Using a similar process, we scraped data for Stanford researchers from the arXiv database and plotted the research patterns for Stanford—a similar research institution. Most fields of research displayed similar patterns of growth or decline. For example, in both Stanford and Harvard plots, we can see that computer science research began to increase rapidly in the late 2000s and climbed to dominate the research scene in recent years. Both schools publish about the same number of physics papers per year and both schools have seen a decline in the number of mathematics research papers in the last decade.
Likewise, MIT shows increases in computer science and quantitative biology research in the same time period (late 2000s to present).

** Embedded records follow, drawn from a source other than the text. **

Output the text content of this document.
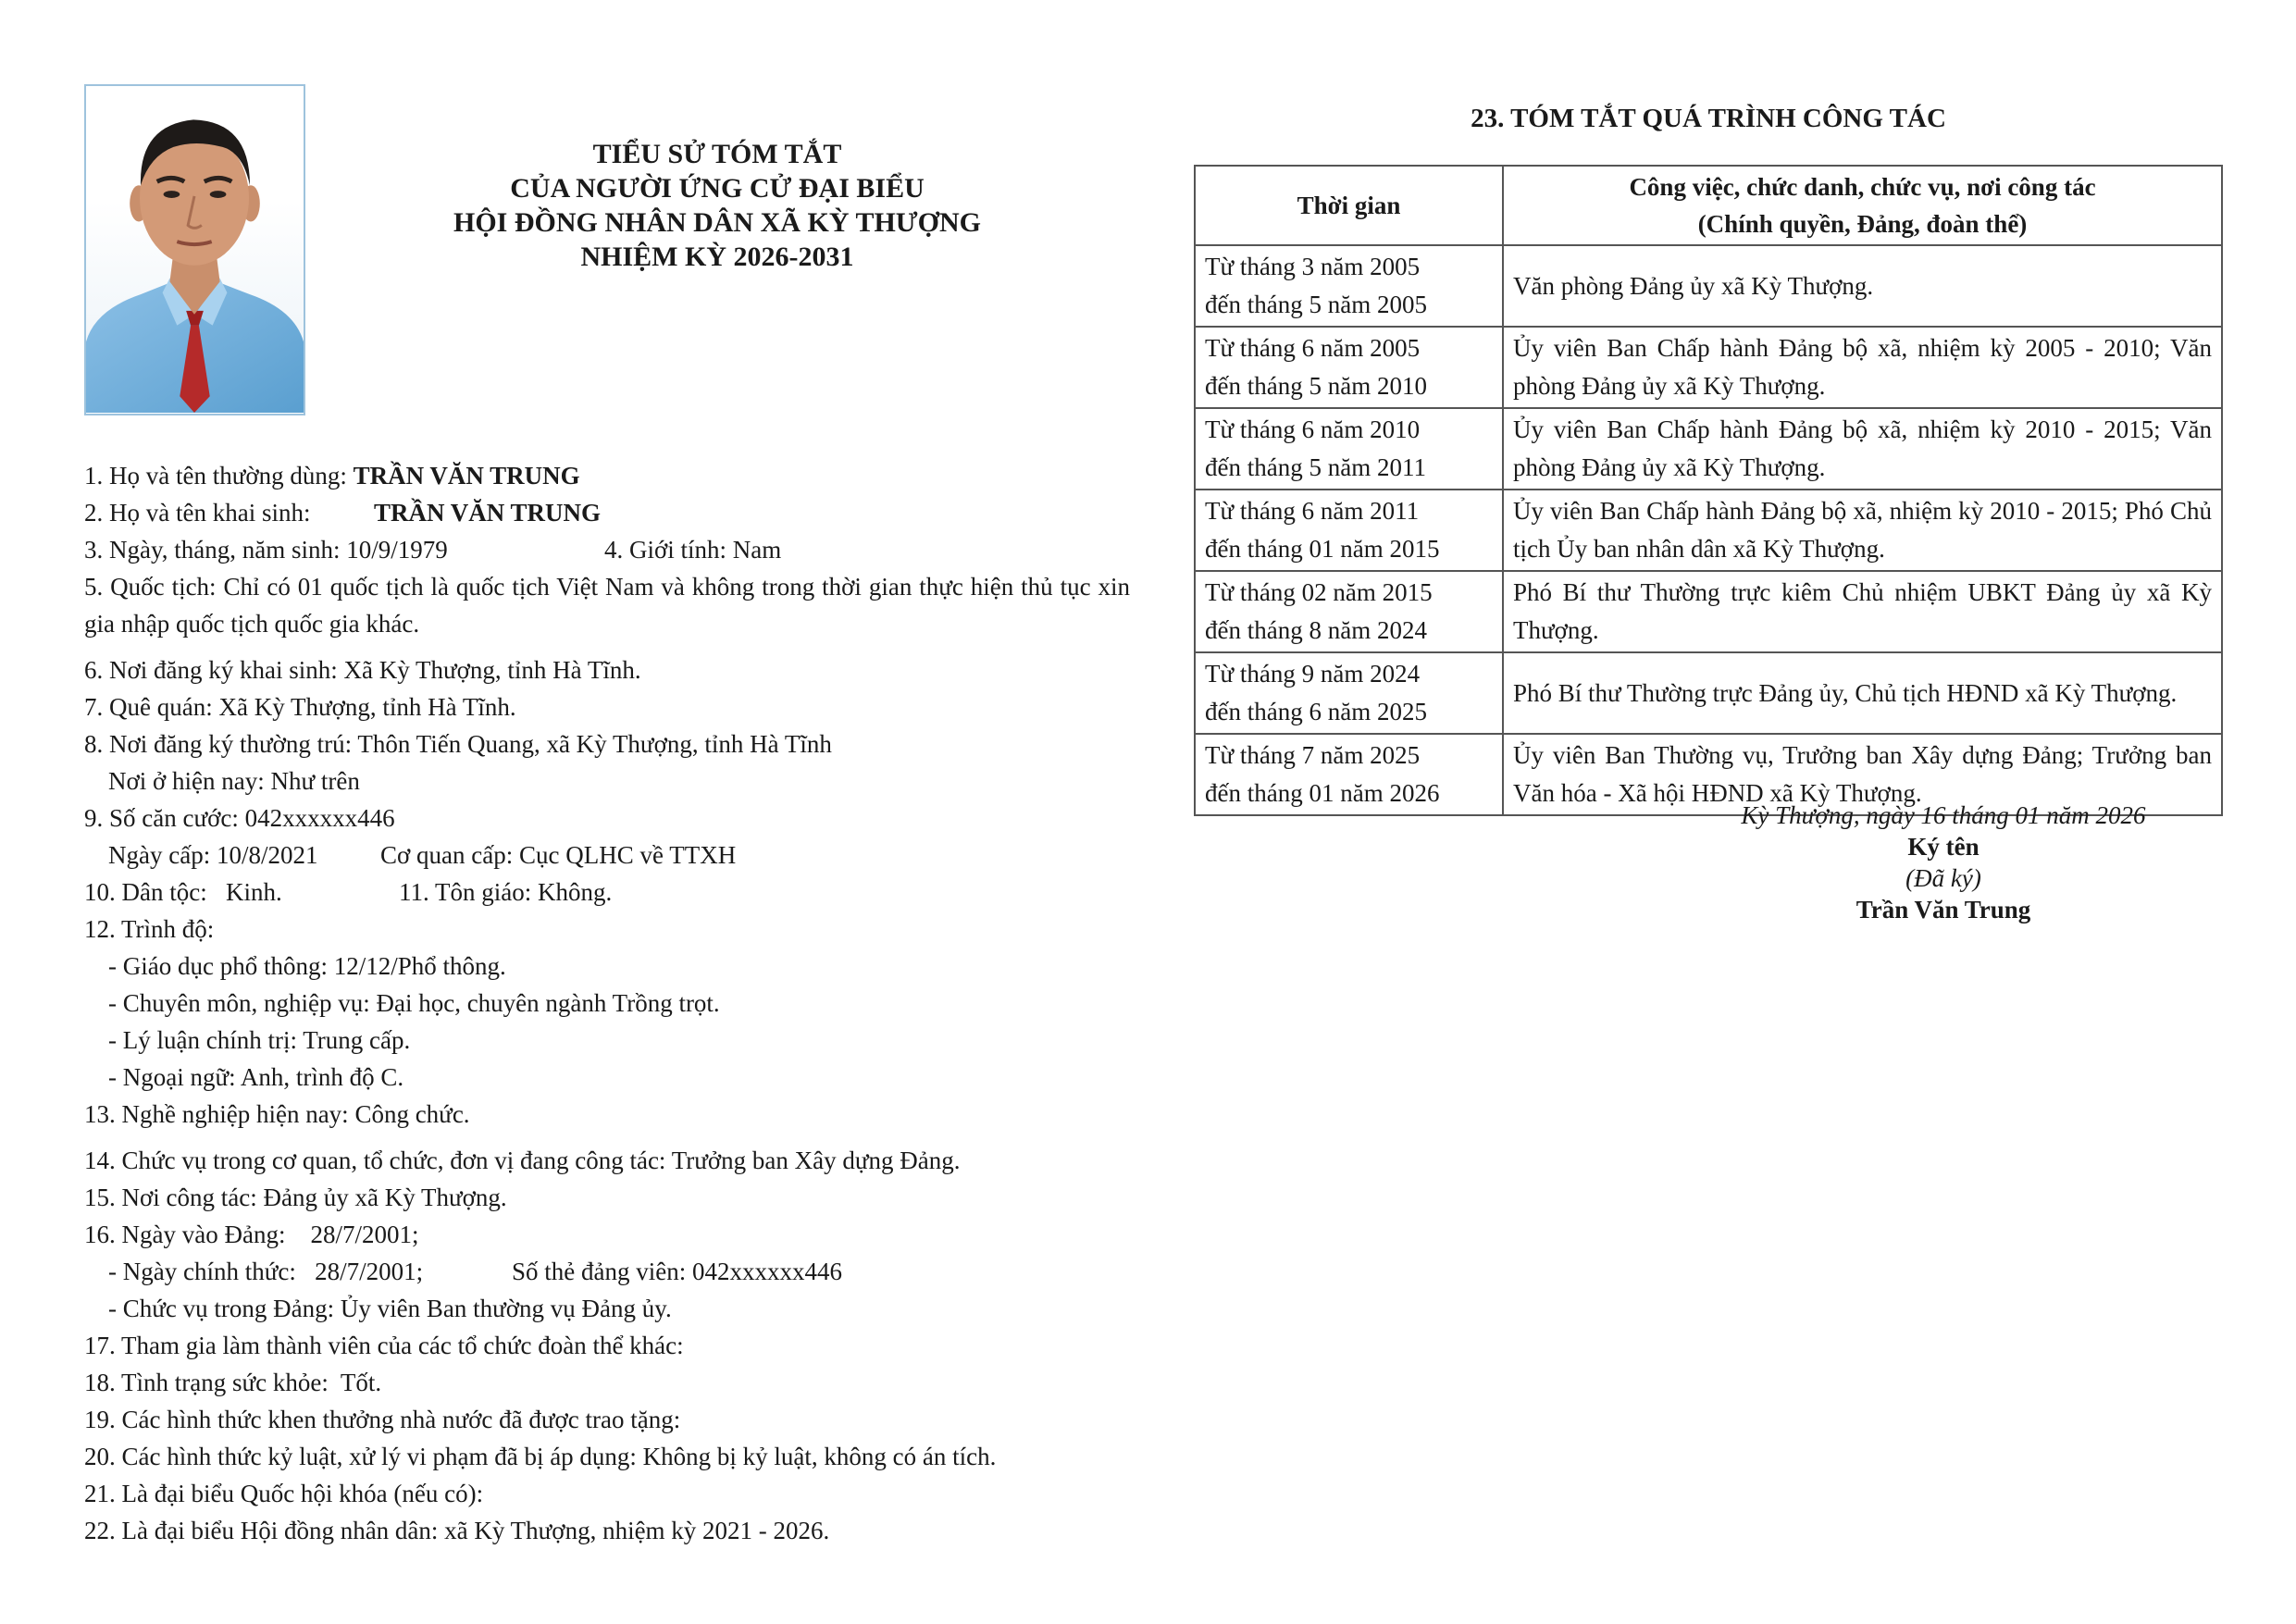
TIỂU SỬ TÓM TẮT
CỦA NGƯỜI ỨNG CỬ ĐẠI BIỂU
HỘI ĐỒNG NHÂN DÂN XÃ KỲ THƯỢNG
NHIỆM KỲ 2026-2031
1. Họ và tên thường dùng: TRẦN VĂN TRUNG
2. Họ và tên khai sinh:	TRẦN VĂN TRUNG
3. Ngày, tháng, năm sinh: 10/9/1979	4. Giới tính: Nam
5. Quốc tịch: Chỉ có 01 quốc tịch là quốc tịch Việt Nam và không trong thời gian thực hiện thủ tục xin gia nhập quốc tịch quốc gia khác.
6. Nơi đăng ký khai sinh: Xã Kỳ Thượng, tỉnh Hà Tĩnh.
7. Quê quán: Xã Kỳ Thượng, tỉnh Hà Tĩnh.
8. Nơi đăng ký thường trú: Thôn Tiến Quang, xã Kỳ Thượng, tỉnh Hà Tĩnh
Nơi ở hiện nay: Như trên
9. Số căn cước: 042xxxxxx446
Ngày cấp: 10/8/2021	Cơ quan cấp: Cục QLHC về TTXH
10. Dân tộc:   Kinh.	11. Tôn giáo: Không.
12. Trình độ:
- Giáo dục phổ thông: 12/12/Phổ thông.
- Chuyên môn, nghiệp vụ: Đại học, chuyên ngành Trồng trọt.
- Lý luận chính trị: Trung cấp.
- Ngoại ngữ: Anh, trình độ C.
13. Nghề nghiệp hiện nay: Công chức.
14. Chức vụ trong cơ quan, tổ chức, đơn vị đang công tác: Trưởng ban Xây dựng Đảng.
15. Nơi công tác: Đảng ủy xã Kỳ Thượng.
16. Ngày vào Đảng:    28/7/2001;
- Ngày chính thức:   28/7/2001;	Số thẻ đảng viên: 042xxxxxx446
- Chức vụ trong Đảng: Ủy viên Ban thường vụ Đảng ủy.
17. Tham gia làm thành viên của các tổ chức đoàn thể khác:
18. Tình trạng sức khỏe:  Tốt.
19. Các hình thức khen thưởng nhà nước đã được trao tặng:
20. Các hình thức kỷ luật, xử lý vi phạm đã bị áp dụng: Không bị kỷ luật, không có án tích.
21. Là đại biểu Quốc hội khóa (nếu có):
22. Là đại biểu Hội đồng nhân dân: xã Kỳ Thượng, nhiệm kỳ 2021 - 2026.
23. TÓM TẮT QUÁ TRÌNH CÔNG TÁC
Thời gian	Công việc, chức danh, chức vụ, nơi công tác
(Chính quyền, Đảng, đoàn thể)

Từ tháng 3 năm 2005
đến tháng 5 năm 2005	Văn phòng Đảng ủy xã Kỳ Thượng.

Từ tháng 6 năm 2005
đến tháng 5 năm 2010	Ủy viên Ban Chấp hành Đảng bộ xã, nhiệm kỳ 2005 - 2010; Văn phòng Đảng ủy xã Kỳ Thượng.

Từ tháng 6 năm 2010
đến tháng 5 năm 2011	Ủy viên Ban Chấp hành Đảng bộ xã, nhiệm kỳ 2010 - 2015; Văn phòng Đảng ủy xã Kỳ Thượng.

Từ tháng 6 năm 2011
đến tháng 01 năm 2015	Ủy viên Ban Chấp hành Đảng bộ xã, nhiệm kỳ 2010 - 2015; Phó Chủ tịch Ủy ban nhân dân xã Kỳ Thượng.

Từ tháng 02 năm 2015
đến tháng 8 năm 2024	Phó Bí thư Thường trực kiêm Chủ nhiệm UBKT Đảng ủy xã Kỳ Thượng.

Từ tháng 9 năm 2024
đến tháng 6 năm 2025	Phó Bí thư Thường trực Đảng ủy, Chủ tịch HĐND xã Kỳ Thượng.

Từ tháng 7 năm 2025
đến tháng 01 năm 2026	Ủy viên Ban Thường vụ, Trưởng ban Xây dựng Đảng; Trưởng ban Văn hóa - Xã hội HĐND xã Kỳ Thượng.
Kỳ Thượng, ngày 16 tháng 01 năm 2026
Ký tên
(Đã ký)
Trần Văn Trung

However, the data from MIT also shows slight increases in math, statistics, and physics, which slightly differs from Harvard and Stanford’s trends.
We also considered the following potential flaws within the data scraped from ArXiv.
First, physics research papers are strongly overrepresented in our sample, comprising over half of the papers from ArXiv (approximately 1600 research papers), while categories like AI had as little as three papers in them. The physics time-series graph (green line, see above) has a much steadier and constant trend consistent with it’s larger sample size. Mathematics shares this quality to a lesser degree, while Quantitative Biology shows a much more sporadic trend. Furthermore, there are only three AI category papers in the past 20 years. These differences in relative quantity across fields definitely impacted our results, and acquiring more diverse data (e.g. not so concentrated in physics) or more data for non-physics categories would improve the rigor of our analysis.
Another curious result is that, when looking at the dataset including the quantitative finance category, there was a large spike in 2013 (see the orange spike below). One shortfall of our data set was that there were only two quantitative finance papers in the entire 1800+ element dataset. Both papers happened to be published in 2013, so the 100% concentration of papers in 2013 resulted in a misleading visualization.
We would also like to note that our sample size represents only a portion of the true number of Harvard papers published. According to the Nature Index, Harvard University affiliates published 210 articles in just two science magazines—Nature magazine and Science magazine—in 2018 alone. This number doesn’t even begin to cover areas like quantitative finance or economics. The average of 62.47 papers/year from the arXiv database is merely only a small subset of the overall research published by Harvard affiliates. In the future, we could correct this by scraping data from more holistic publication sources (such as Scopus or PubMed).
Still, even by analyzing a sample of the larger portion of Harvard-published research work, we can glean valuable visualization results and insights regarding the evolving directions of research within the Harvard academic community. Ultimately, this can provide the foundation for analyses that could be conducted across larger datasets and more universities.
Given the data and analysis, we were left curious with more interesting questions to explore. For example, beyond Harvard, Stanford, and MIT, what are the overall trends across all US universities? Furthermore, how have research fields within the humanities and social sciences evolved throughout the years? Examining questions like these would provide more insight into overall research trends over time.